Case Presentation
Α 17-year-old girl was admitted as an emergency to our gynae department reporting nausea, over ten episodes of vomiting and convulsive pain to the left lower abdomen. Symptoms initiated 2 hours before admission to hospital. She had irregular menstrual cycle, and a previously normal gynecological assessment 2 years ago. She had no history of sexual intercourses and also no history of any gynecological or any other abdominal surgery. On admission, blood pressure was 135/75 mmHg, pulse 90/min, body temperature was 36o C and oxygenated hemoglobin was normal. She had a BMI of 23.

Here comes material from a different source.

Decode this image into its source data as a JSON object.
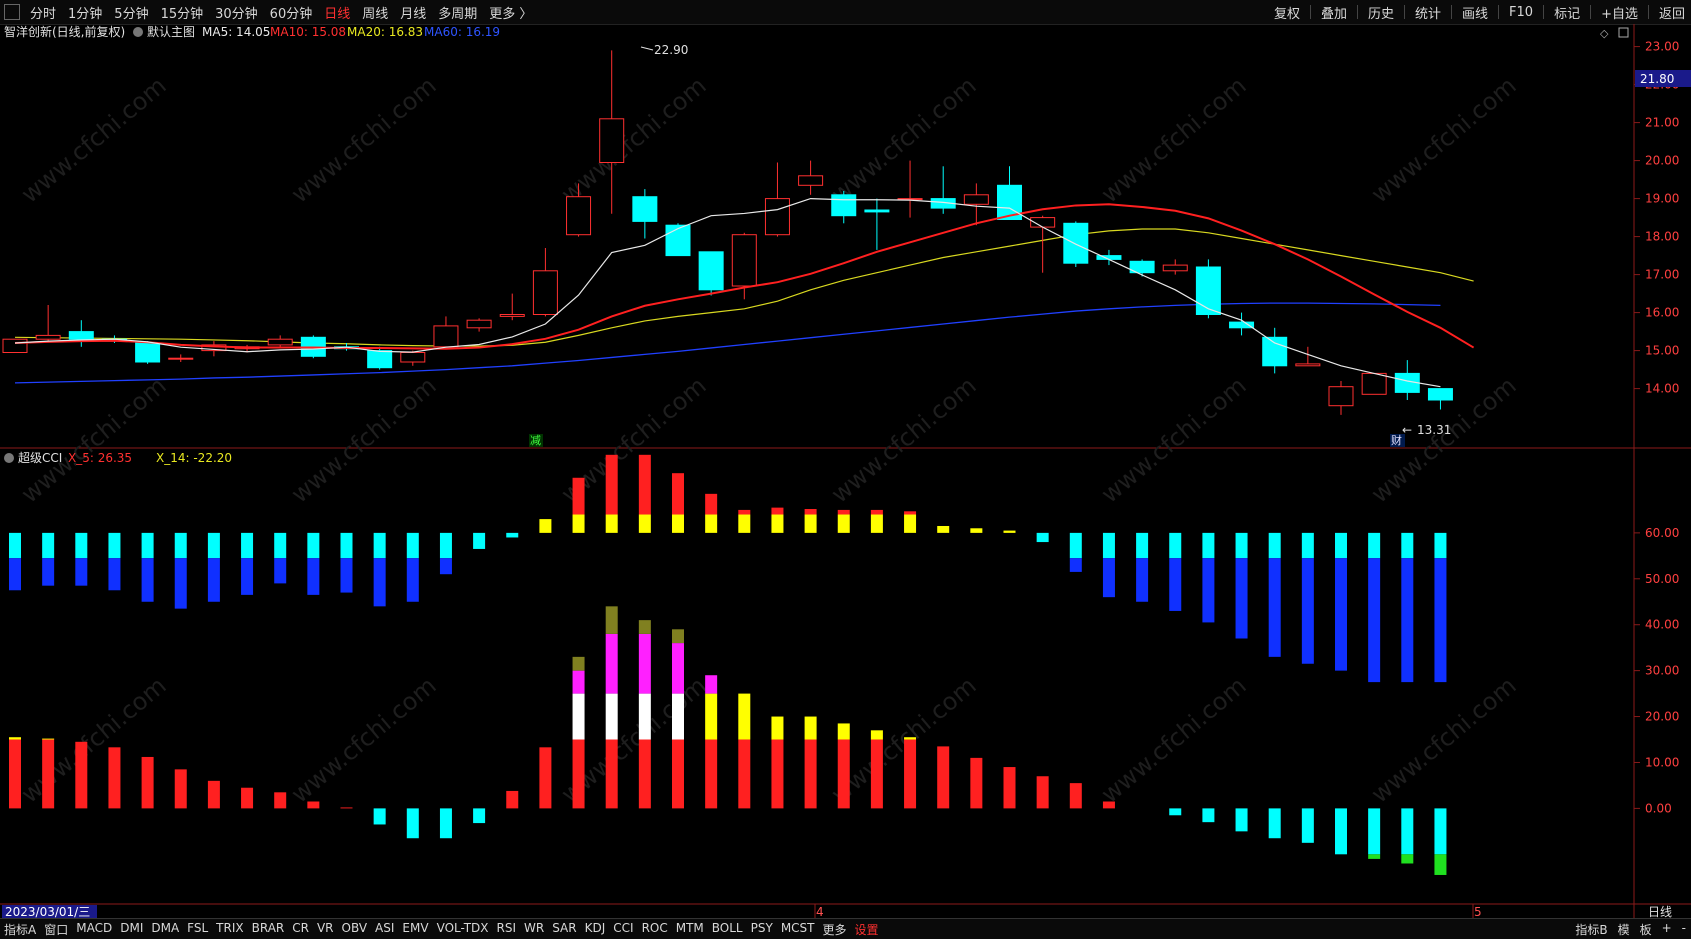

Clinical examination revealed normal bowel movements on auscultation, but also tense and sensitivity on abdominal palpation mainly to the left lower quadrant. No vaginal examination was performed, as the patient was virgo and there was no sign of vaginal bleeding. Peripheral blood test showed mild leukocytosis 11.100/μL and normal C-reactive protein of 1.3mg/L. The hemoglobin level was of 11.7g/dL. Transabdominal ultrasound demonstrated a large unilocular cyst of about 8cm in diameter in the left ovary with reduced vascularity. Based on clinical and ultrasound findings, there was a high suspicion of ovarian torsion and a computed tomography (CT) was asked in order to confirm or exclude the potential diagnosis of ovarian torsion. Decision for surgical treatment with laparoscopy was thereafter decided. (Fig.1)

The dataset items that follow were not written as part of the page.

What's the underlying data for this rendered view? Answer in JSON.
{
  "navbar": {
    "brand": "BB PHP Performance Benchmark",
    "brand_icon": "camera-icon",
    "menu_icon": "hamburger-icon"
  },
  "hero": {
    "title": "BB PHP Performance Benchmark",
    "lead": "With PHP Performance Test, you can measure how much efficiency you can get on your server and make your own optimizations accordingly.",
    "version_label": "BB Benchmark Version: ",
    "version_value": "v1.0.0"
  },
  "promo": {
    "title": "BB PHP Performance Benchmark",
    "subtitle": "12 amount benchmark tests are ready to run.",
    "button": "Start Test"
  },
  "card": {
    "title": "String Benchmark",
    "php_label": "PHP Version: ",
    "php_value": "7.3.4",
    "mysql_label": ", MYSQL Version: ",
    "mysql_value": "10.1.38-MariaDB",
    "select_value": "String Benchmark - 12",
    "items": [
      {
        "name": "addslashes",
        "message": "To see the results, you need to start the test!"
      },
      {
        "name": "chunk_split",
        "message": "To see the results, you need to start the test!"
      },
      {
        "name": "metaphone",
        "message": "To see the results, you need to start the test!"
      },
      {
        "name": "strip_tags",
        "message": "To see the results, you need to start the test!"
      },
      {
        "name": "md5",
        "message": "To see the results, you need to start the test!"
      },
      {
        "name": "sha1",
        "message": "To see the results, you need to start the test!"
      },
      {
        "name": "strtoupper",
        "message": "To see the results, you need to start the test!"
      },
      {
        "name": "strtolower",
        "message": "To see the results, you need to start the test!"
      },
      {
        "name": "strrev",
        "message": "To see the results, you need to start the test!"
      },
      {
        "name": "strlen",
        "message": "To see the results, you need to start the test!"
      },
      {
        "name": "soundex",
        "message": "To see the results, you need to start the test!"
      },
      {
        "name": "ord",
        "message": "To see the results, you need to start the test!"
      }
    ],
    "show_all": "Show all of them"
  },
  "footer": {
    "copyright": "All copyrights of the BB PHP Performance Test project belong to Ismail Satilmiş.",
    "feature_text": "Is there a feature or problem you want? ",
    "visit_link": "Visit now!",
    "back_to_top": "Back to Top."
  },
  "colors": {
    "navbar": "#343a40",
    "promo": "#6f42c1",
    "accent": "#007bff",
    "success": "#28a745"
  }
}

Laparoscopy was performed under general anesthesia. Four trocars were used: one of 12mm diameter at the umbilicus and three peripheral of 5mm to the lower abdomen. Intraoperative findings included a massively enlarged fimbrial funnel and a paraorian cystic tumor with torsion of the distal part of the fallopian tube (Fig.2). The tumor appeared infarcted, while inflammatory fluid was released after puncture. Puncturing the hydrosalpinx and completing a detorsion did not improve the aspect of necrosis. The other ovary was macroscopically normal as well as the rest of the abdominal cavity. No signs of possible infectious disease were identified.

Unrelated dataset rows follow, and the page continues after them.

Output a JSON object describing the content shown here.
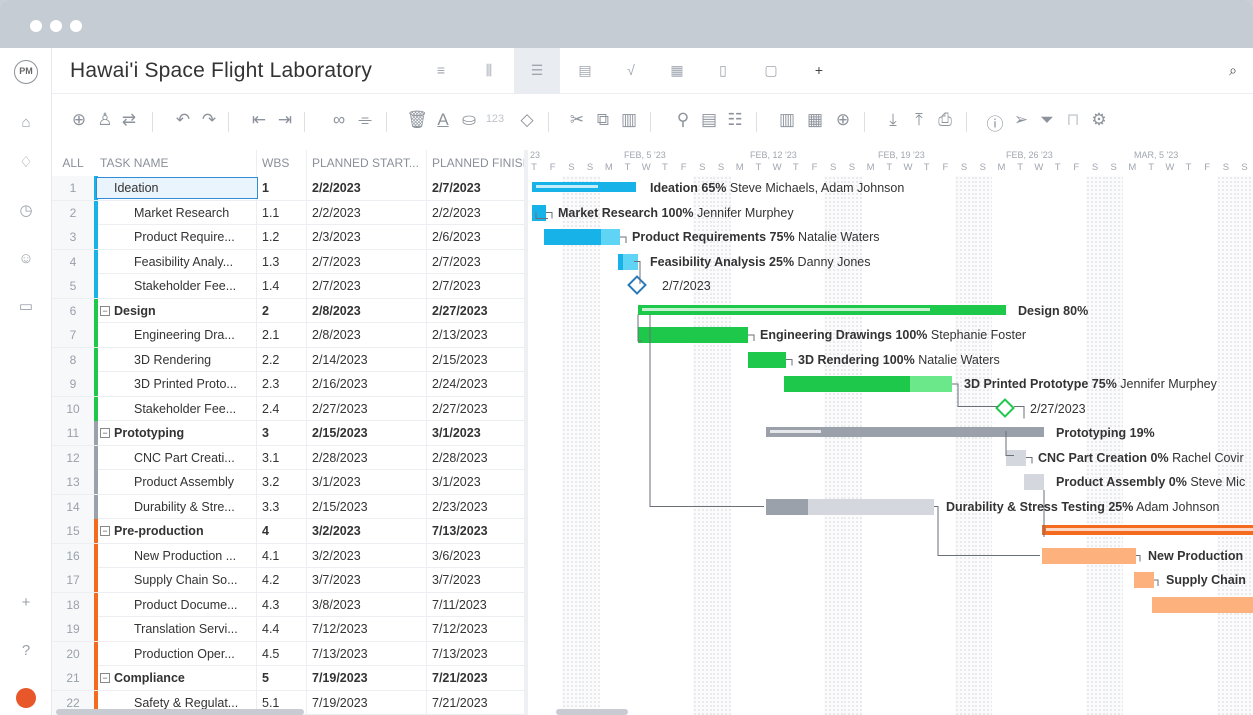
{
  "app": {
    "title": "Hawai'i Space Flight Laboratory",
    "logo_text": "PM"
  },
  "columns": {
    "all": "ALL",
    "task": "TASK NAME",
    "wbs": "WBS",
    "start": "PLANNED START...",
    "finish": "PLANNED FINISI"
  },
  "timeline": {
    "months": [
      "FEB, 5 '23",
      "FEB, 12 '23",
      "FEB, 19 '23",
      "FEB, 26 '23",
      "MAR, 5 '23"
    ],
    "first_month_fragment": "23",
    "days": [
      "T",
      "F",
      "S",
      "S",
      "M",
      "T",
      "W",
      "T",
      "F",
      "S",
      "S",
      "M",
      "T",
      "W",
      "T",
      "F",
      "S",
      "S",
      "M",
      "T",
      "W",
      "T",
      "F",
      "S",
      "S",
      "M",
      "T",
      "W",
      "T",
      "F",
      "S",
      "S",
      "M",
      "T",
      "W",
      "T",
      "F",
      "S",
      "S"
    ]
  },
  "rows": [
    {
      "num": "1",
      "name": "Ideation",
      "wbs": "1",
      "start": "2/2/2023",
      "finish": "2/7/2023",
      "type": "summary-plain",
      "color": "#17b3e8"
    },
    {
      "num": "2",
      "name": "Market Research",
      "wbs": "1.1",
      "start": "2/2/2023",
      "finish": "2/2/2023",
      "type": "task",
      "color": "#17b3e8"
    },
    {
      "num": "3",
      "name": "Product Require...",
      "wbs": "1.2",
      "start": "2/3/2023",
      "finish": "2/6/2023",
      "type": "task",
      "color": "#17b3e8"
    },
    {
      "num": "4",
      "name": "Feasibility Analy...",
      "wbs": "1.3",
      "start": "2/7/2023",
      "finish": "2/7/2023",
      "type": "task",
      "color": "#17b3e8"
    },
    {
      "num": "5",
      "name": "Stakeholder Fee...",
      "wbs": "1.4",
      "start": "2/7/2023",
      "finish": "2/7/2023",
      "type": "task",
      "color": "#17b3e8"
    },
    {
      "num": "6",
      "name": "Design",
      "wbs": "2",
      "start": "2/8/2023",
      "finish": "2/27/2023",
      "type": "summary",
      "color": "#1dc84a"
    },
    {
      "num": "7",
      "name": "Engineering Dra...",
      "wbs": "2.1",
      "start": "2/8/2023",
      "finish": "2/13/2023",
      "type": "task",
      "color": "#1dc84a"
    },
    {
      "num": "8",
      "name": "3D Rendering",
      "wbs": "2.2",
      "start": "2/14/2023",
      "finish": "2/15/2023",
      "type": "task",
      "color": "#1dc84a"
    },
    {
      "num": "9",
      "name": "3D Printed Proto...",
      "wbs": "2.3",
      "start": "2/16/2023",
      "finish": "2/24/2023",
      "type": "task",
      "color": "#1dc84a"
    },
    {
      "num": "10",
      "name": "Stakeholder Fee...",
      "wbs": "2.4",
      "start": "2/27/2023",
      "finish": "2/27/2023",
      "type": "task",
      "color": "#1dc84a"
    },
    {
      "num": "11",
      "name": "Prototyping",
      "wbs": "3",
      "start": "2/15/2023",
      "finish": "3/1/2023",
      "type": "summary",
      "color": "#9aa1ab"
    },
    {
      "num": "12",
      "name": "CNC Part Creati...",
      "wbs": "3.1",
      "start": "2/28/2023",
      "finish": "2/28/2023",
      "type": "task",
      "color": "#9aa1ab"
    },
    {
      "num": "13",
      "name": "Product Assembly",
      "wbs": "3.2",
      "start": "3/1/2023",
      "finish": "3/1/2023",
      "type": "task",
      "color": "#9aa1ab"
    },
    {
      "num": "14",
      "name": "Durability & Stre...",
      "wbs": "3.3",
      "start": "2/15/2023",
      "finish": "2/23/2023",
      "type": "task",
      "color": "#9aa1ab"
    },
    {
      "num": "15",
      "name": "Pre-production",
      "wbs": "4",
      "start": "3/2/2023",
      "finish": "7/13/2023",
      "type": "summary",
      "color": "#f46a1f"
    },
    {
      "num": "16",
      "name": "New Production ...",
      "wbs": "4.1",
      "start": "3/2/2023",
      "finish": "3/6/2023",
      "type": "task",
      "color": "#f46a1f"
    },
    {
      "num": "17",
      "name": "Supply Chain So...",
      "wbs": "4.2",
      "start": "3/7/2023",
      "finish": "3/7/2023",
      "type": "task",
      "color": "#f46a1f"
    },
    {
      "num": "18",
      "name": "Product Docume...",
      "wbs": "4.3",
      "start": "3/8/2023",
      "finish": "7/11/2023",
      "type": "task",
      "color": "#f46a1f"
    },
    {
      "num": "19",
      "name": "Translation Servi...",
      "wbs": "4.4",
      "start": "7/12/2023",
      "finish": "7/12/2023",
      "type": "task",
      "color": "#f46a1f"
    },
    {
      "num": "20",
      "name": "Production Oper...",
      "wbs": "4.5",
      "start": "7/13/2023",
      "finish": "7/13/2023",
      "type": "task",
      "color": "#f46a1f"
    },
    {
      "num": "21",
      "name": "Compliance",
      "wbs": "5",
      "start": "7/19/2023",
      "finish": "7/21/2023",
      "type": "summary",
      "color": "#f46a1f"
    },
    {
      "num": "22",
      "name": "Safety & Regulat...",
      "wbs": "5.1",
      "start": "7/19/2023",
      "finish": "7/21/2023",
      "type": "task",
      "color": "#f46a1f"
    }
  ],
  "gantt_labels": [
    {
      "name": "Ideation",
      "pct": "65%",
      "who": "Steve Michaels, Adam Johnson"
    },
    {
      "name": "Market Research",
      "pct": "100%",
      "who": "Jennifer Murphey"
    },
    {
      "name": "Product Requirements",
      "pct": "75%",
      "who": "Natalie Waters"
    },
    {
      "name": "Feasibility Analysis",
      "pct": "25%",
      "who": "Danny Jones"
    },
    {
      "name": "",
      "pct": "",
      "who": "2/7/2023"
    },
    {
      "name": "Design",
      "pct": "80%",
      "who": ""
    },
    {
      "name": "Engineering Drawings",
      "pct": "100%",
      "who": "Stephanie Foster"
    },
    {
      "name": "3D Rendering",
      "pct": "100%",
      "who": "Natalie Waters"
    },
    {
      "name": "3D Printed Prototype",
      "pct": "75%",
      "who": "Jennifer Murphey"
    },
    {
      "name": "",
      "pct": "",
      "who": "2/27/2023"
    },
    {
      "name": "Prototyping",
      "pct": "19%",
      "who": ""
    },
    {
      "name": "CNC Part Creation",
      "pct": "0%",
      "who": "Rachel Covir"
    },
    {
      "name": "Product Assembly",
      "pct": "0%",
      "who": "Steve Mic"
    },
    {
      "name": "Durability & Stress Testing",
      "pct": "25%",
      "who": "Adam Johnson"
    },
    {
      "name": "",
      "pct": "",
      "who": ""
    },
    {
      "name": "New Production",
      "pct": "",
      "who": ""
    },
    {
      "name": "Supply Chain",
      "pct": "",
      "who": ""
    }
  ],
  "toolbar": {
    "count_label": "123"
  }
}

In order to preserve ovary, the necrotic mass was resected at the level of corresponding mesosalpinx from the proximal to the distal end of the fallopian tube, therefore performing a left salpingectomy. The cystic tumor was later sent for pathological examination, which indicated acute hemorrhagic necrosis as well as the presence of a hydrosalpinx were described.
The patient recovered from the surgery without any complications and was discharged uneventfully the first postoperative day.